南方育种中心自成立以来在行业品种区域试验平台上持续开展黑胫病抗性鉴定。许美玲等[49]采用大田病圃人工接种0号生理小种菌谷对213份资源进行抗病鉴定,发现高抗品种17份、占7.98 %,中抗品种60份、占28.17 %,抗病品种48份、占22.54 %。黄成江等[50]采用菌丝块创伤茎基部接种0号生理小种,在病圃测定了52份烤烟品种的抗性,结果表明高、中抗品种占30.78 %。李梅云等[51]采用苗期菌谷接种0号生理小种对146份烟草种质开展抗性鉴定与评价,结果表明抗性种质有118份,占比80.82 %。于海芹等[52]采用0号生理小种游动孢子浸根法对新引进的288份烟草种质进行了抗性鉴定,筛选出17份抗病资源和23份中抗资源。何彬等[53]对66份烟属野生种的黑胫病(0号及1号生理小种)抗性进行了评价,筛选出14份抗0号生理小种、15份抗1号生理小种、11份资源兼抗0号和1号生理小种。
此外,研究人员在河南、湖南、贵州等黑胫病常发区开展了种质资源抗性鉴定。刘风兰等[54]通过人工病圃鉴定,从26份材料中筛选出5份高抗资源、13份抗病资源。李艳[55]采用苗期菌谷法对26份晒烟资源进行了抗性测定,发现13份抗病资源、3份中抗资源。向世鹏等[56]采用人工病圃接种1号生理小种,对49份种质资源进行了抗病性鉴定,结果表明24份材料表现为抗病、7份材料表现为中抗。
2.2 新品种(系)的抗病鉴定
随着黑胫病抗性鉴定技术的成熟,抗黑胫病育种取得了显著成效,育成的抗病品种比例大幅度提高[57-59],引进的抗病品种有K326[60]和NC89[61],育成的抗病或中抗品种有云烟85[62]、云烟87[63]、中烟100[64]、龙江911[65]、云烟97[66]、南江3号[67]、云烟100[68]、秦烟96[69]等,均已先后成为烤烟主栽品种,累计种植面积均已超过100000 hm2[70]。
3 问题与展望
3.1 抗源利用不足,抗性和品质难以兼顾
烟草生产上应用最广泛的抗源来自N. plumbɑginifoliɑ和 Florida 301。

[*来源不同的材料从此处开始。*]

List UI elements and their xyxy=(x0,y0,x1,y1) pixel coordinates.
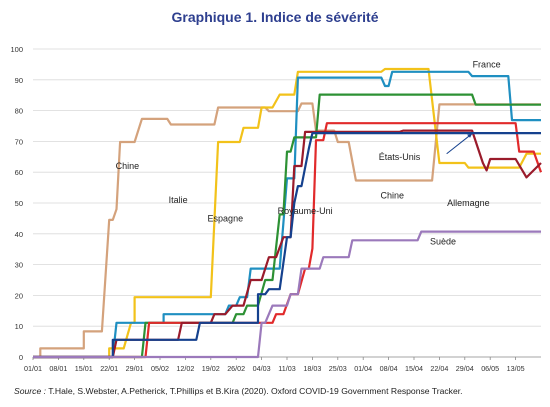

我国 抗黑胫病育种主体亲本G28、K326、NC82的抗源来自Florida 301,缺乏来自N. plumbɑginifoliɑ的抗源[71]。虽然我国现存的烟草品种资源达到4312份[72],但对黑胫病的抗性鉴定不够,缺乏抗性、品质遗传等方面的深入研究,抗性和品质难以兼顾。需要规模化筛选抗源、分析遗传规律、挖掘抗病基因、筛选抗性分子标记,采取远缘杂交、生物技术等多种方法创新抗源,通过复式杂交、修饰回交、混交-混选等育种体系,实现抗性和品质的同步改良。
3.2 鉴定方法的技术细节需进一步明确
国家标准方法[12]中,成株期鉴定涉及自然病圃与人工病圃。人工病圃与自然病圃相比,能够较好地控制病菌的小种类型、致病力、数量和分布,且条件更优越,可保证病圃发病适中,准确性、重复性更好,建议在评价抗性时,以人工病圃鉴定为判别依据、自然病圃鉴定为参考。这种观点已被烟草品种农业试验技术规程[47]所采用。
国家标准方法[12]中,菌谷法技术有待完善。菌谷有根部、茎基部以及根部和茎基部同时接种3种方式。田间黑胫病调查时发现,成株期的茎基部是病菌最易受攻击的部位、显症比根部快、病症类型占绝对优势[1,73],且茎基部接触病菌时间长,在整个生长季都存在侵染的可能;而根部侵染主要发生在苗期、大田早期,地上部症状不明显或者不表现症状。因此,实际操作中可以茎基部接种为主,根部以及根部和茎基部同时接种为辅。此外,游动孢子浸根法可作为标准的补充方法,毒素法可作为标准的辅助方法。
国家标准方法[12]采用了抗、中抗、感病对照,增加了鉴定结果的纵向和横向可比性,但没有兼顾抗、中抗品种对照,抗病评价指标过于琐碎,不便于国家标准与行业标准的衔接。建议在病害调查时,关注抗、中抗、感病3个对照品种的发病进程,按行业标准的病情指数指标评价抗性,以“感病对照品种病情指数不低于75、抗和中抗对照符合抗性评价指标”作为试验及评价有效的判别依据。若感病对照品种病情指数介于50~75时,可借鉴棉花黄萎病的相对抗病指数[74-75]进行评价。当感病对照品种病情指数低于50时,试验及评价无效。
3.3 鉴定工作程序尚需完善
在烟草黑胫病抗性鉴定的工作中,有必要探索不同方法鉴定结果的可比性[35]、苗期与成株期鉴定的相关性。由于不同烟草品种的耐病性和恢复力不同、以及组织器官的差异[73],一些品种苗期和成株期抗病结果不一致,因此苗期鉴定适合于大批烟草种质和新品种(系)的抗性检测筛查。对于即将推广种植的重点材料仍应进行成株期鉴定,经苗期筛选出的抗性材料和品种(系),需经过成株期至少2点、2年的人工病圃鉴定,再进行品种审定和大面积推广。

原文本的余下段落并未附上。